This 59-year-old man underwent implantation of a Teligen dual chamber defibrillator in the context of cardiomyopathy due to mitral valve disease and a depressed left ventricular ejection fraction. He presented with episodes of NSVT and chronic AFib and was seen for a routine ambulatory, follow-up visit.
Summary
Episode diagnosed as a dual tachycardia (AFib and VT) by the defibrillator; while A is >V, the rhythm is stable and the vectors during tachycardia are unlike the reference vector.
Tracing
This tracing illustrates the value of combining discriminators to diagnose complexes tachycardias, such as dual tachycardias. The analysis of AFib Rate Threshold looks for the presence of a rapid atrial rhythm, by comparing the various atrial cycles with a programmed threshold (AFib Rate Threshold). This criterion can only be programmed jointly with Stability. The rationale behind this combination is to inhibit therapy in presence of unstable rhythms with atrial rate > AFib Rate Threshold (suspicion of AFib with atrioventricular conduction).
As in this patient, these 2 discriminators can be combined with the vectors correlation.

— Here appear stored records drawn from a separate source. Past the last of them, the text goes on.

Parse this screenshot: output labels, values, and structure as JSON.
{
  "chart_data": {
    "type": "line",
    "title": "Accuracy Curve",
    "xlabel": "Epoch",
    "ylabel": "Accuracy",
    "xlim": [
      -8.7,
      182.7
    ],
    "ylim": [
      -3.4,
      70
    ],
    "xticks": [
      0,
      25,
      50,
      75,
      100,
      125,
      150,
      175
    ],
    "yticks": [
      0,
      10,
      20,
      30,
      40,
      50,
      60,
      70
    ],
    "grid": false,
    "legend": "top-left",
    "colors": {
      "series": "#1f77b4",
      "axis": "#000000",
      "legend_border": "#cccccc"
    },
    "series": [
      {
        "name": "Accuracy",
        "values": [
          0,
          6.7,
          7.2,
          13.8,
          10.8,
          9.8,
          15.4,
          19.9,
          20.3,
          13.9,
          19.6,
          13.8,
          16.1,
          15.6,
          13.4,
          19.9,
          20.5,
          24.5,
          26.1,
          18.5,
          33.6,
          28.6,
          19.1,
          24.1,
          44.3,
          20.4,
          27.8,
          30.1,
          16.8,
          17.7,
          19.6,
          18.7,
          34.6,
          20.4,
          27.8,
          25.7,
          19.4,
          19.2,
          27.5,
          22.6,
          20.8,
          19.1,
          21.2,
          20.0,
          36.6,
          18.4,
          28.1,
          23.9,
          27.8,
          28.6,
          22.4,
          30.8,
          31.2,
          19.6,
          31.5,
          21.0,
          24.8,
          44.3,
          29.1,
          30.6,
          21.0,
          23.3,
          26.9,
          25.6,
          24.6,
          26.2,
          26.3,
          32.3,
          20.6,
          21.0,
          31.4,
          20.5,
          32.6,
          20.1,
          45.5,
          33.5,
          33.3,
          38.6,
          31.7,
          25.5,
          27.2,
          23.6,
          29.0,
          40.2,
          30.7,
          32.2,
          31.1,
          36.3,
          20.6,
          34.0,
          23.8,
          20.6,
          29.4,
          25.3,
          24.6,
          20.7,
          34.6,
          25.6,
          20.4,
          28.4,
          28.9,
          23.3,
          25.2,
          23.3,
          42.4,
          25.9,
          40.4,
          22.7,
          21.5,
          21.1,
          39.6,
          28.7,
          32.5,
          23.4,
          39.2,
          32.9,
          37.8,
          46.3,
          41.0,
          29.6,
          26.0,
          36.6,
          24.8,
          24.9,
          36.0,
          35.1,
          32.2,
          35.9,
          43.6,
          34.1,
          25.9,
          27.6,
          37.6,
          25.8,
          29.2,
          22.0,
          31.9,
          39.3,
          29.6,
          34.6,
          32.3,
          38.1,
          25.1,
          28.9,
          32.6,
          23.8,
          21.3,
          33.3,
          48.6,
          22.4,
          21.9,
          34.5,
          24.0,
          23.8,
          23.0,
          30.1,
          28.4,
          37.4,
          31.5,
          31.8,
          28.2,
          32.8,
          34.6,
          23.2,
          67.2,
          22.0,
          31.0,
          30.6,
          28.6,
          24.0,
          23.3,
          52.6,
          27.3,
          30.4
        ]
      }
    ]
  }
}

Under these circumstances, the treatment is:
1) delivered when all discriminators are concordant in favor of VT without AFib (stable rhythm + atrial rate < AFib Rate Threshold + vectors non-correlated),
2) not delivered when all vectors are concordant in favor of AFib and atrioventricular conduction (unstable, atrial rate > AFib Rate Threshold, vectors correlated),
3) delivered for suspicion of dual tachycardia, as in this example (stable rhythm and vectors non-correlated in favor of VT, AFib in favor of dual tachycardia),
4) not delivered for suspicion of AFib with atrioventricular conduction and unreliable atrial sensing (unstable rhythm and vectors correlated in favor of AFib with atrioventricular conduction, though the atrial rate was < AFib Rate Threshold, perhaps revealing the existence of atrial undersensing),
5) not delivered because of suspicion of AFib with aberrant conduction (unstable rhythm with atrial rate > AFib Rate Threshold, in favor of AFib with atrioventricular conduction and vectors non-correlated, in favor of functional bundle branch block),
6) delivered because of suspected unstable VT (vectors non-correlated and atrial rate < AFib Rate Threshold, in favor of VT though unstable rhythm is in favor of unstable VT),
7) not delivered because of suspicion of atrial tachycardia or flutter (vectors correlated, atrial rate > AFib Rate Threshold and stable rhythm in favor of a supraventricular origin with stable and regular AV conduction),
8) not delivered because of suspicion of atrial tachycardia with moderately accelerated atrial rate (vectors correlated and stable rhythm in favor of a supraventricular origin with stable and regular atrioventricular conduction, though the atrial rate is < AFib Rate Threshold, which is fixed at a nominal value of 170 bpm) in favor of an atrial tachycardia that is slower than the programmed threshold.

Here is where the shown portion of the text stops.